Von dem Verbot aller von uns angemeldeten Aktionen und Demonstrationen haben wir Veranstalter erst am Freitag nachmittag um vier Uhr erfahren – aus der Presse!

Warum meinen Sie, daß die Verbotsgründe keinen Bestand haben werden?
Eine Demonstration zu verbieten, weil die Demonstration einer anderen Organisation Gewalt beinhaltet habe, ist absurd. Will man die Versammlungsfreiheit gänzlich abschaffen? Aus unserem Aufruf auf unserer Internetseite geht hervor, daß es einen Aktionskonsens gibt, der keine Eskalation vorsieht. Wenn die Stadt argumentiert, es gäbe angeblich geheimdienstliche Erkenntnisse, daß Gruppen Gewalt planen, hätte man uns Veranstalter als erste darüber informieren müssen – nicht die Presse.
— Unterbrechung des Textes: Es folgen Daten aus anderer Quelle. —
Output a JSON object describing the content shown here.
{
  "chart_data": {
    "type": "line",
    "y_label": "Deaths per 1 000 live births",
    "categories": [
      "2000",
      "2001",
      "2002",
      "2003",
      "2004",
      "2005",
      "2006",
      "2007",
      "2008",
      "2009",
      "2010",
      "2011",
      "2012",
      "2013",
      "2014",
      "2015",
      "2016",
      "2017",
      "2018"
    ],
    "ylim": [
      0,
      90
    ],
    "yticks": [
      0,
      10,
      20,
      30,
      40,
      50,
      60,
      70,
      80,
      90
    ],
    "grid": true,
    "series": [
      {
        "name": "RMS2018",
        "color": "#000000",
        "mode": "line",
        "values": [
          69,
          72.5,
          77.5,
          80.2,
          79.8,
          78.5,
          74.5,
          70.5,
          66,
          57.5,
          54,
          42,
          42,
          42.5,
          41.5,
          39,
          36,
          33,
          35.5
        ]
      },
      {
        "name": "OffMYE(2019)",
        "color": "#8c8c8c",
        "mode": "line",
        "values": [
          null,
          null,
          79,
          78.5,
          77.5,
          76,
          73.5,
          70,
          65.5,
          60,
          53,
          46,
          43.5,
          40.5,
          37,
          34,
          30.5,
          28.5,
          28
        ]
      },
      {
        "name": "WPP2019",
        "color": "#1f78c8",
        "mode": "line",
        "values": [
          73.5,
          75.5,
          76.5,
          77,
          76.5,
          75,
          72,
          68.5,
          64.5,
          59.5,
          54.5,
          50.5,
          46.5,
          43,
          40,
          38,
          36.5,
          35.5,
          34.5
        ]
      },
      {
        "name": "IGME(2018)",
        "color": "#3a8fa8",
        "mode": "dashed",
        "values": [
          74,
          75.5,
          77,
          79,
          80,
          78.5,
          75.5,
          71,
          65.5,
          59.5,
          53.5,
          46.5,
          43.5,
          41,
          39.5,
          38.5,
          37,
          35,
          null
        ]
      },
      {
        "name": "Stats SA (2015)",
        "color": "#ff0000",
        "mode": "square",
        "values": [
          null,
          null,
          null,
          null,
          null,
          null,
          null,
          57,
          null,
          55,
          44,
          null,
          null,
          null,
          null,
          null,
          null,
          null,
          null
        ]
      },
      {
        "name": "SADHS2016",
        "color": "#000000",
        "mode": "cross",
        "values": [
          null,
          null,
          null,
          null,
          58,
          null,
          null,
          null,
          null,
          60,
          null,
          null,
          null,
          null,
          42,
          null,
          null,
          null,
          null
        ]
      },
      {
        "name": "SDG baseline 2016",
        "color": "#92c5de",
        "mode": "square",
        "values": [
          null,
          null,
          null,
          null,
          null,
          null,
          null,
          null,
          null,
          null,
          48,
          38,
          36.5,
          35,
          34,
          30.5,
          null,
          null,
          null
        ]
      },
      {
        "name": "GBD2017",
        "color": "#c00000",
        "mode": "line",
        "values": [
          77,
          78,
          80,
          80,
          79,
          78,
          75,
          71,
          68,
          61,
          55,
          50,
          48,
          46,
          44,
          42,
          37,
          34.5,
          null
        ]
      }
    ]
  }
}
In einer Erklärung konstatieren Sie, die vom Presse- und Informationsamt (PIA) der Stadt herausgegebene Verbotsbegründung enthalte Lügen. Was konkret meinen Sie?
Die Begründung liegt uns übrigens nur vor, weil Dritte sie uns zugespielt haben – auch eine Unverschämtheit. Darin ist von »intensiven Gesprächen« zwischen Ordnungsamt und Veranstaltern die Rede: Es hat nur ein einziges stattgefunden. Dann ist die Rede von Alternativvorschlägen der Stadt, auf die wir uns angeblich nicht hätten einlassen wollen. Das ist Unsinn. Werner Rätz von ATTAC hat am 30. April richtigerweise in junge Welt beklagt, daß es keine ernst zu nehmenden Vorschläge gegeben hatte. Auch wenn es heißt, 40000 würden vier Tage lang die Stadt lahm legen, ist das gelogen. Nur für die Großdemo am Samstag haben wir so viele Teilnehmer angemeldet, für die anderen Tage weniger.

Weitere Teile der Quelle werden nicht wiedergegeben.